Innanzitutto, il film ci mette davvero troppo tempo ad entrare nel vivo e anche inutilmente, visto che parliamo del quinto capitolo di una saga e si presuppone che lo spettatore sia già alfabetizzato alle dinamiche narrative; invece, Teems se la prende decisamente comoda concedendo più spazio del necessario alla fase di presa di coscienza dei protagonisti, sottolineando quanto sia importante affrontare i traumi invece che rimuoverli.
Inoltre, stando almeno ai primi due atti del film, non sembra neanche di essere in un film della saga di Insidious per il modo in cui viene affrontata la minaccia.
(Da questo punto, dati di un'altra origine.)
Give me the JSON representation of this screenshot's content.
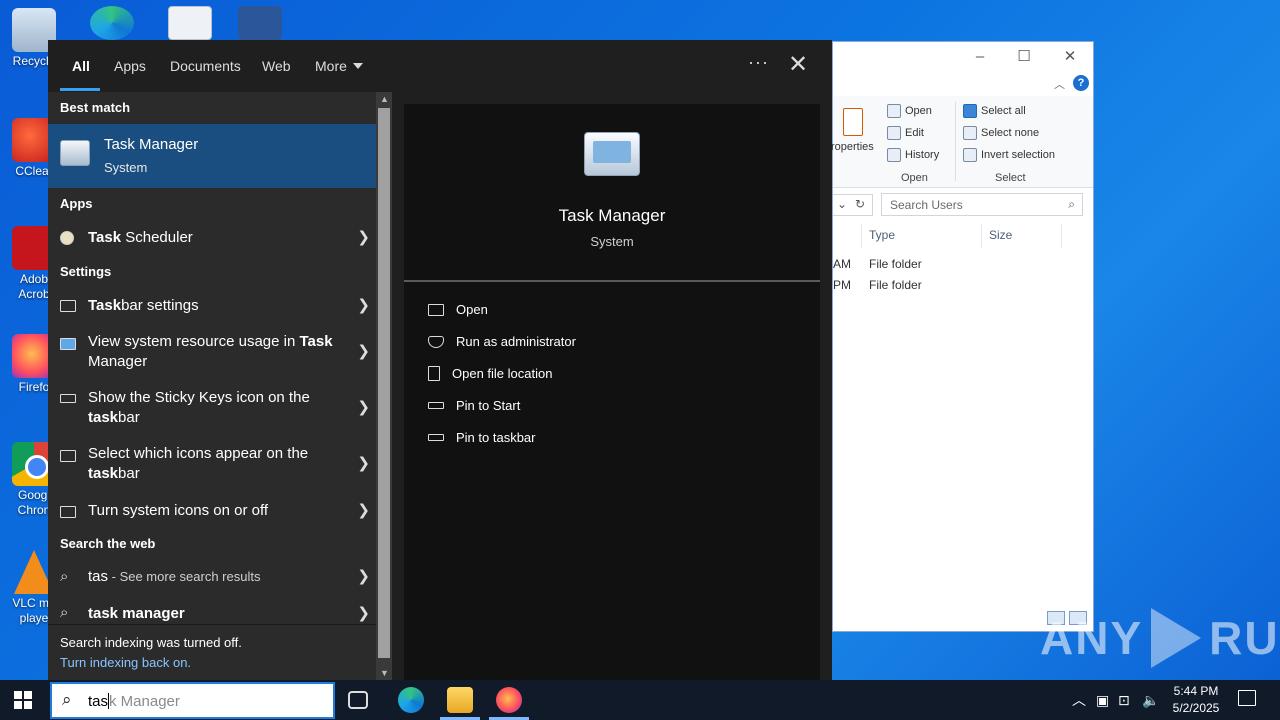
{
  "desktop": {
    "icons": [
      {
        "label": "Recycle",
        "icon": "recycle-bin-icon"
      },
      {
        "label": "CClear",
        "icon": "ccleaner-icon"
      },
      {
        "label": "Adob Acrob",
        "icon": "adobe-acrobat-icon"
      },
      {
        "label": "Firefo",
        "icon": "firefox-icon"
      },
      {
        "label": "Googl Chron",
        "icon": "chrome-icon"
      },
      {
        "label": "VLC me playe",
        "icon": "vlc-icon"
      }
    ]
  },
  "explorer": {
    "ribbon": {
      "properties": "roperties",
      "open": "Open",
      "edit": "Edit",
      "history": "History",
      "group_open": "Open",
      "select_all": "Select all",
      "select_none": "Select none",
      "invert_selection": "Invert selection",
      "group_select": "Select"
    },
    "search_placeholder": "Search Users",
    "columns": {
      "type": "Type",
      "size": "Size"
    },
    "rows": [
      {
        "date_tail": "AM",
        "type": "File folder"
      },
      {
        "date_tail": "PM",
        "type": "File folder"
      }
    ],
    "help": "?"
  },
  "watermark": {
    "left": "ANY",
    "right": "RUN"
  },
  "search": {
    "tabs": [
      "All",
      "Apps",
      "Documents",
      "Web",
      "More"
    ],
    "dots": "···",
    "close": "✕",
    "best_match_header": "Best match",
    "best_match": {
      "bold": "Task",
      "rest": " Manager",
      "subtitle": "System"
    },
    "apps_header": "Apps",
    "apps": [
      {
        "bold": "Task",
        "rest": " Scheduler"
      }
    ],
    "settings_header": "Settings",
    "settings": [
      {
        "line1_bold": "Task",
        "line1_rest": "bar settings",
        "line2_pre": "",
        "line2_bold": "",
        "line2_rest": ""
      },
      {
        "line1_pre": "View system resource usage in ",
        "line1_bold": "Task",
        "line2_rest": "Manager"
      },
      {
        "line1_pre": "Show the Sticky Keys icon on the",
        "line2_bold": "task",
        "line2_rest": "bar"
      },
      {
        "line1_pre": "Select which icons appear on the",
        "line2_bold": "task",
        "line2_rest": "bar"
      },
      {
        "line1_pre": "Turn system icons on or off"
      }
    ],
    "web_header": "Search the web",
    "web": [
      {
        "text": "tas",
        "dim": " - See more search results"
      },
      {
        "bold": "task manager"
      }
    ],
    "footer": {
      "line1": "Search indexing was turned off.",
      "line2": "Turn indexing back on."
    },
    "detail": {
      "title": "Task Manager",
      "subtitle": "System",
      "actions": [
        "Open",
        "Run as administrator",
        "Open file location",
        "Pin to Start",
        "Pin to taskbar"
      ]
    }
  },
  "taskbar": {
    "search_typed": "tas",
    "search_ghost": "k Manager",
    "time": "5:44 PM",
    "date": "5/2/2025"
  }
}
Se James Wan guardava a Poltergeist per il primo film e Amityville Horror per il secondo con una visione d’insieme molto coerente votata a rielaborare l’immaginario preesistente per crearne uno nuovo, in Insidious – La porta rossa sembra quasi essere nei territori di Il Sesto Senso con Dalton che incontra fantasmi facendo frequenti viaggi onirico-astrali che invece ricordano molto da vicino gli incubi della saga Nightmare, ma senza Freddy Krueger. Eh già, perché un’altra mancanza in questo quinto film è un villain demoniaco/spettrale, anche se viene recuperato per pochissime scene il mitico demone con il volto rosso del primo film, spaventoso come sempre e sul quale sarebbe stato sicuramente strategico puntare di più.
Invece, Insidious – La porta rossa sembra meno interessato all’aspetto “boogeyman” per concentrare il fulcro del racconto sul rapporto padre-figlio, che sia tra Dalton e Josh o tra quest’ultimo e il suo ritrovato genitore. Sicuramente è una chiave di lettura interessante che fornisce a tutta l’operazione una nobiltà ben superiore in confronto ai due capitoli che l’hanno preceduto, ma va anche a portare fuori dall’indispensabile traiettoria di genere la saga.
Insomma, pur mostrando diverse frecce al suo arco, Insidious – La porta rossa appare un capitolo decisamente fuori fuoco, intrappolato in un’ambizione psicologica castrante che ne fa un capitolo sottotono. Patrick Wilson, però, dimostra di avere una buona mano dietro la macchina da presa e di conoscere il linguaggio della paura. Vuoi vedere che abbiamo trovato un nuovo insospettabile regista del terrore?